Deep dive into predicting insurance premiums using machine learning

We sought to explore prediction of individual insurance premiums to bring transparency and affordability to the opaque healthcare pricing system in the United States. We aimed to develop machine learning models capable of forecasting a patient’s out-of-pocket costs for specific medical procedures based on factors like age, insurance plan, provider details, and health conditions. Our primary hypothesis was that machine learning techniques, including both classification and regression models, could predict healthcare expenses and insurance premiums with a coefficient of determination (R²) greater than 0.9. We hypothesized a positive trend where increasing age, BMI, and the number of pre-existing conditions would correlate with higher healthcare expenses.
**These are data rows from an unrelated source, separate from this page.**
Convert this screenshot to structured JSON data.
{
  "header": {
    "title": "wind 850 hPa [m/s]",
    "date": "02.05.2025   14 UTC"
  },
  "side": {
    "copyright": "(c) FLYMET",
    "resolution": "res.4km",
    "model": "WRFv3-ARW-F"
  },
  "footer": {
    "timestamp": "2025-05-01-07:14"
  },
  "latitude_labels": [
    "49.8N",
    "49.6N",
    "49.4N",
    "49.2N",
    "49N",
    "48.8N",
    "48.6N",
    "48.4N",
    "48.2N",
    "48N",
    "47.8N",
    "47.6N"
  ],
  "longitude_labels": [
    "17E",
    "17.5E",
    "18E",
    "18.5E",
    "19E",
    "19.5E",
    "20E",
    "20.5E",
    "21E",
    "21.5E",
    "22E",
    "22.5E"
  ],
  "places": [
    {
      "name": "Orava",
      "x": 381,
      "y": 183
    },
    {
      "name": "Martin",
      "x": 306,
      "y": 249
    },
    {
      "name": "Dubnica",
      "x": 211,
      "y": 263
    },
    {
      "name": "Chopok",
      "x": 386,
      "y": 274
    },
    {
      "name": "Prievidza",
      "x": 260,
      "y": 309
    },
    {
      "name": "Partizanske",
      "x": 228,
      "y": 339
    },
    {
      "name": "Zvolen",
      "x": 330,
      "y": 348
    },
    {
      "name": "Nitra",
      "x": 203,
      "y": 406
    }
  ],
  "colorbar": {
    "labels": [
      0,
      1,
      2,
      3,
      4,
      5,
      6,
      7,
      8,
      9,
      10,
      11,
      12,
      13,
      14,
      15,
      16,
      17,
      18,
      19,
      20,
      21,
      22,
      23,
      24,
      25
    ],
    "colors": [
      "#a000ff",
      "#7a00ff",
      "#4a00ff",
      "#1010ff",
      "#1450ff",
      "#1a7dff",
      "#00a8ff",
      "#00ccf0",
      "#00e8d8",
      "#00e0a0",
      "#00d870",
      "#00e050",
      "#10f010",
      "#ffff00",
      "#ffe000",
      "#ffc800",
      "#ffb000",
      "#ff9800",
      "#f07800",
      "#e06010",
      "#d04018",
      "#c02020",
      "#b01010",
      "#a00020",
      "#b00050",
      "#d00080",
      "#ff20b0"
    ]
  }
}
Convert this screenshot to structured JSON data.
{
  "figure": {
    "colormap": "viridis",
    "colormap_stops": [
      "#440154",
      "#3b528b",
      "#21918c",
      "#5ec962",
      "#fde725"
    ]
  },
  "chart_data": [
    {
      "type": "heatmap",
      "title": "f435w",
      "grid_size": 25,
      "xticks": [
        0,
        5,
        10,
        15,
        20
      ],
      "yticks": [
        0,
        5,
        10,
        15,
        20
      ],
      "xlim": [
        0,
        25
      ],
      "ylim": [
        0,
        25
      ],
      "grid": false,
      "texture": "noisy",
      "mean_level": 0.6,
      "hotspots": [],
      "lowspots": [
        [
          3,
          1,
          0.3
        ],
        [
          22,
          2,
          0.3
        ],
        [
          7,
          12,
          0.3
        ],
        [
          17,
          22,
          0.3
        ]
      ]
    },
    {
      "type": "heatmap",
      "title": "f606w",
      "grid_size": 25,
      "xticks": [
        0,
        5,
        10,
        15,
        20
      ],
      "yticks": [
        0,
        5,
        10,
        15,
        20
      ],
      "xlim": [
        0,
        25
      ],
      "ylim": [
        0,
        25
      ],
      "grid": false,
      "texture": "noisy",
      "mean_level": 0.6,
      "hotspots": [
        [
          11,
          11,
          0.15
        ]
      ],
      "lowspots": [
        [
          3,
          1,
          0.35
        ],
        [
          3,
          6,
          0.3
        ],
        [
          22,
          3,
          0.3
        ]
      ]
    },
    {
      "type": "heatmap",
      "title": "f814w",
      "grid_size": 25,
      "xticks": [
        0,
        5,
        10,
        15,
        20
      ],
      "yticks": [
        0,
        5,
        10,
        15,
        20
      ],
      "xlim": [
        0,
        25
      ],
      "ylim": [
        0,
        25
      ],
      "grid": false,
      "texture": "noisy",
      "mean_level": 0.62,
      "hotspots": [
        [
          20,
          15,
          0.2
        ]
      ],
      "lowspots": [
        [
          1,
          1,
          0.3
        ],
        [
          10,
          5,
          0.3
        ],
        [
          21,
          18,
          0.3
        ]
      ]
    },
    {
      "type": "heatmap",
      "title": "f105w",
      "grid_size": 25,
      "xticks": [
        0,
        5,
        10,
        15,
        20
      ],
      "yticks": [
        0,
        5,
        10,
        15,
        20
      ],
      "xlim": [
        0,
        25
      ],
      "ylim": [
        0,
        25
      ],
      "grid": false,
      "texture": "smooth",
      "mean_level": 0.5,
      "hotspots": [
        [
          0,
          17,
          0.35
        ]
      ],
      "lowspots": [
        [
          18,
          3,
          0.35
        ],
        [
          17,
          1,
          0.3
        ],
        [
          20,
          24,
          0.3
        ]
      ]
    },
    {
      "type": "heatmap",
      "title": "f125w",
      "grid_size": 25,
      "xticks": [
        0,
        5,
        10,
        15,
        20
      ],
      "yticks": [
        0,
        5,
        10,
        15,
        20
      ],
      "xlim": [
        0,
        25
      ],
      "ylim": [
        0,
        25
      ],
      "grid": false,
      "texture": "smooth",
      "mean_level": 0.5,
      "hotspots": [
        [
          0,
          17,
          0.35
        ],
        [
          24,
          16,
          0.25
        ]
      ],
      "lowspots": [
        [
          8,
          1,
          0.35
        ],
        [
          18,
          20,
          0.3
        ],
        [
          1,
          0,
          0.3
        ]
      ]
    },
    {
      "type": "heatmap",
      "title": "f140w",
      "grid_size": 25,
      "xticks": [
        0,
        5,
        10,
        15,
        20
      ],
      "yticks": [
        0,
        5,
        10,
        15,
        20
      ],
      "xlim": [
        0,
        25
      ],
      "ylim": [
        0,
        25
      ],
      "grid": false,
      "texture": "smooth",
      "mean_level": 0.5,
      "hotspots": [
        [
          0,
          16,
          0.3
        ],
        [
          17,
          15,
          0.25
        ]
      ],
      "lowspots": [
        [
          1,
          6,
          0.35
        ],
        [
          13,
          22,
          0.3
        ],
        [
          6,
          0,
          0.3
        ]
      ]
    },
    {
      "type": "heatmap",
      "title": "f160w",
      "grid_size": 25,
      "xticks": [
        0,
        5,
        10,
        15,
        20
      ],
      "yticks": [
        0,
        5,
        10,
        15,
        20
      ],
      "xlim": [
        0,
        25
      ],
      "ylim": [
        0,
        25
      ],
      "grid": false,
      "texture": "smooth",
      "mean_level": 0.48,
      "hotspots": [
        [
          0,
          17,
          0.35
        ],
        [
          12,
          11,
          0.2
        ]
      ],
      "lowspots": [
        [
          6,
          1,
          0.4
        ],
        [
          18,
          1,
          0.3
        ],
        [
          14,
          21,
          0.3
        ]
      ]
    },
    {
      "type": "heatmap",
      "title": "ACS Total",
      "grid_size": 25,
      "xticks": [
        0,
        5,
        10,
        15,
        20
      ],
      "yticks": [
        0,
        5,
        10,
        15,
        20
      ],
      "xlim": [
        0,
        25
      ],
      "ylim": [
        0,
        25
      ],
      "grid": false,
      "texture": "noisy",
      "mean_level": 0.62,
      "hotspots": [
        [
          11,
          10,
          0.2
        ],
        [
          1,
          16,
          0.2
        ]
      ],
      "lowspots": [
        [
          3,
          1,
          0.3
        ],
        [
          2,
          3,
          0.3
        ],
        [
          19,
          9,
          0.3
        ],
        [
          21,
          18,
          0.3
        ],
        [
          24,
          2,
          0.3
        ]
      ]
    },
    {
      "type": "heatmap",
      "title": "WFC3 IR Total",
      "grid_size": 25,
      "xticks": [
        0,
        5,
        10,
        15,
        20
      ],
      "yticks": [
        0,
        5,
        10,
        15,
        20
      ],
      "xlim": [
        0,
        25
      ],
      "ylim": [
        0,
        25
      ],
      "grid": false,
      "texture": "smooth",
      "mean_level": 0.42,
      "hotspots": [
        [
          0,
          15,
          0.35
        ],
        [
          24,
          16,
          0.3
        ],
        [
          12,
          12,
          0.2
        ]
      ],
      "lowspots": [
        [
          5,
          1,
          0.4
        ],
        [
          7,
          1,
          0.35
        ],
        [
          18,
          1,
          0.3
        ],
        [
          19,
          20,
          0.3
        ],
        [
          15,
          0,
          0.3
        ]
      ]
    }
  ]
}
Furthermore, we expected the models to reveal correlations between certain factors (such as smoking status and geographic region) and increased insurance premiums and out-of-pocket costs. To identify cost predictors we consolidated comprehensive claims data and employed algorithms such as linear regression, decision trees, random forests, and neural networks. Among these models, the multilayer perceptron (MLP) achieved the highest performance, explaining 88% of the variance in costs and reducing the mean absolute error by 9.4% compared to other models. However, we found that limiting input features to basic demographics reduced the model's predictive power. Future studies should focus on enhancing predictions through richer datasets, more advanced neural architectures, and continuous model updates to deliver personalized, accurate cost estimates, ultimately empowering patients and promoting affordability in healthcare decisions.